Children don’t learn their native language because their parents explain them how it works.
On the level of making education policy the easist thing would be to simple get rid of the curriculum and let every school teach what they consider to make sense. Additionally you facillitate lots of knowledge exchange between teachers.
That would allow innovation. It might even allow for children spending more time in front of Khan Academy.
That reminds me of Aikido grandmaster Koichi Tohei who made the point that the really important skill is to teach people who teach teachers effectively.
Even if video teaching is (today?) not the best way, I think it would be nice to create a feedback loop, because feedback is what’s missing in education now. Once you have a system “here is a video, students see it, students take tests”, you can experiment with various changes and see whether those changes improved the results. The same thing could be done with books, of course. The important part is to allow the education to replicate, and measure its results. Then a way to gradual improvement (instead of random drift) is opened.

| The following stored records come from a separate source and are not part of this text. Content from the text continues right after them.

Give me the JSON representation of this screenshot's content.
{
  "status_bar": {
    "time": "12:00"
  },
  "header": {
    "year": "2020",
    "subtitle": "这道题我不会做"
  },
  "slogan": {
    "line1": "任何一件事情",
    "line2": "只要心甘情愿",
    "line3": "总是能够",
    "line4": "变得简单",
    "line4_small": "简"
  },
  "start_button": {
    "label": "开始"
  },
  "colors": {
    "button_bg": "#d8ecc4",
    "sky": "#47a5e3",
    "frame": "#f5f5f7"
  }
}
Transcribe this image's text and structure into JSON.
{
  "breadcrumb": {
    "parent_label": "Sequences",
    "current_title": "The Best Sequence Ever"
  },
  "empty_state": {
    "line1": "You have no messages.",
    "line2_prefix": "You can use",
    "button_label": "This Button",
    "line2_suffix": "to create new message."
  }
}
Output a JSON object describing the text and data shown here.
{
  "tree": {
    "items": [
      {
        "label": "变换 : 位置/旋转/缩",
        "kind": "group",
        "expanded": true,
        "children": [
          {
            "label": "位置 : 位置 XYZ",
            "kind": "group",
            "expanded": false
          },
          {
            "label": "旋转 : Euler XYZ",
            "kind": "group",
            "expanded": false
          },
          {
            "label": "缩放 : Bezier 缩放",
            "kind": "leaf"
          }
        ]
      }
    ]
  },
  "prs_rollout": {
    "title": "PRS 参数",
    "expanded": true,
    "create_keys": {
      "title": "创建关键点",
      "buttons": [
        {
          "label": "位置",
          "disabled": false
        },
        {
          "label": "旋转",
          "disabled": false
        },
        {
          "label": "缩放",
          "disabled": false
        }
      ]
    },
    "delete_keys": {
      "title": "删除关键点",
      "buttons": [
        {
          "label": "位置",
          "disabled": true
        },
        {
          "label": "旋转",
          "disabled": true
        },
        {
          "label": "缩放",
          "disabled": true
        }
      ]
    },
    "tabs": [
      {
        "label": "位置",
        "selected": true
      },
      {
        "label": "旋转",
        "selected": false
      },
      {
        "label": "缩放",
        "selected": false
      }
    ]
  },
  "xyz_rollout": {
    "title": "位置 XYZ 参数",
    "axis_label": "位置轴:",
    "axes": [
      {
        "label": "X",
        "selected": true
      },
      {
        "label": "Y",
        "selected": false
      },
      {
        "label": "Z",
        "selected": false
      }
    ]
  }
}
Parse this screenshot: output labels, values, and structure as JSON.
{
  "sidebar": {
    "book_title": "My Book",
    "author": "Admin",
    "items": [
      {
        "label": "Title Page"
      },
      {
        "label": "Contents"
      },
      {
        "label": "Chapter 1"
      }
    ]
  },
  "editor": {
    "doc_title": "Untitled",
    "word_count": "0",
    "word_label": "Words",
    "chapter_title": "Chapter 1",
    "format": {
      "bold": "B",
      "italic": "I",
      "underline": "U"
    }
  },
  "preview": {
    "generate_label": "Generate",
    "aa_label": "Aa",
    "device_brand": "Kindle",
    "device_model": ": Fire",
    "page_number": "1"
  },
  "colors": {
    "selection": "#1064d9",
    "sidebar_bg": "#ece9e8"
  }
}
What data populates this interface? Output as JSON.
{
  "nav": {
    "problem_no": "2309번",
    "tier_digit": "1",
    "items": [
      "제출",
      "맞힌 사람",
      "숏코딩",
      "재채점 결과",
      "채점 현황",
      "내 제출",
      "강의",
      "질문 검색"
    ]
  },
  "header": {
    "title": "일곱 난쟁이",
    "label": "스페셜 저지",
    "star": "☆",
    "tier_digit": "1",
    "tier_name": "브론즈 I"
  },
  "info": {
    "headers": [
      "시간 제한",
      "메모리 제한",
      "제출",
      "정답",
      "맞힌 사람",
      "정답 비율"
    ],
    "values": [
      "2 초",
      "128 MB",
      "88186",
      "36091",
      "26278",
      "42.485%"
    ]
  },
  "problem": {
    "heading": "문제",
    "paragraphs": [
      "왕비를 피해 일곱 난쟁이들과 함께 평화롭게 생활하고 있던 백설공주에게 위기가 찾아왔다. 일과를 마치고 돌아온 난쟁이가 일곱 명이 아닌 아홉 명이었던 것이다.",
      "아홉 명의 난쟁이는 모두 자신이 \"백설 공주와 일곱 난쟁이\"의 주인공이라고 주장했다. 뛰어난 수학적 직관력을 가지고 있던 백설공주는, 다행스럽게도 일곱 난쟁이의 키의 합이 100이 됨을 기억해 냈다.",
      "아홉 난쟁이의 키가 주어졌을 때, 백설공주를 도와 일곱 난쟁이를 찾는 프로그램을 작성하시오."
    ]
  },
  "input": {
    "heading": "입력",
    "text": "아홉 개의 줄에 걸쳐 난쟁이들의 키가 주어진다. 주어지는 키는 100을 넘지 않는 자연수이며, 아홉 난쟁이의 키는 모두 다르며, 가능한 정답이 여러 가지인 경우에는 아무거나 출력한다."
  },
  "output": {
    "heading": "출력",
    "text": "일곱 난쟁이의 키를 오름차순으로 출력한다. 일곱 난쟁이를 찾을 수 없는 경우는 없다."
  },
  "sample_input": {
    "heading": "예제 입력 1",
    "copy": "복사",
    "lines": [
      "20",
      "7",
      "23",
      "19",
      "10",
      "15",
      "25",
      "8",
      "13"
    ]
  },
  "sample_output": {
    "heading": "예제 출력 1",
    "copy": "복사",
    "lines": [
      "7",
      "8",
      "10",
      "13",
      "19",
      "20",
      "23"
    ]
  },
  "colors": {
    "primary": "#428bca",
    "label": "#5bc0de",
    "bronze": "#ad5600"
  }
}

These days, education is typically done like this: random people create new educational theories mostly based on pseudoscience, teachers are taught these theories, teachers do random things in classrooms, nobody really evaluates what’s going on as long as nothing extreme happens. -- In this situation if you ask questions like “what are the different known ways to teach integrals, and how efficient is each of them”, no one really knows, because no one ever measured that in any meaningful way. The only answer you could get is the latest fashion in pseudoscience, for example “you should support multiple learning styles and, uhm, make it funny”, which, even if you’d happen to agree with it, is not specific enough to give measurable results.
It is certainly not the only way to teach, but it is a way that could be measured. We should at least try it experimentally, so see what kinds of results it could produce.
And measure the outcomes, and reward those who have the best ones. The rewards can be financial, but also the prestige. (If you have a private school, and the state makes everyone known that you are the best school in the country, you are going to get a lot of money even without the state giving it to you.)
Going more meta! But the question of measuring is still here.
That’s the huge advantage of online learning. Performance and behavioral metrics can be as detailed as you like.
That leaves the question about which outcomes you measure. I think it’s okay to have a world with some school that run like KIPP where there a lot of measurement and others that run like Sudbury Valley with has feedback principle like internal elections and reviews how many of it’s student succeed at college.
When it comes to the specific example of teaching integration I think that will be done best via some computer tool.
I guess that 20 hours of time investment into practing a well developed Anki deck on integration would leave most students with more knowledge of integration afterwards.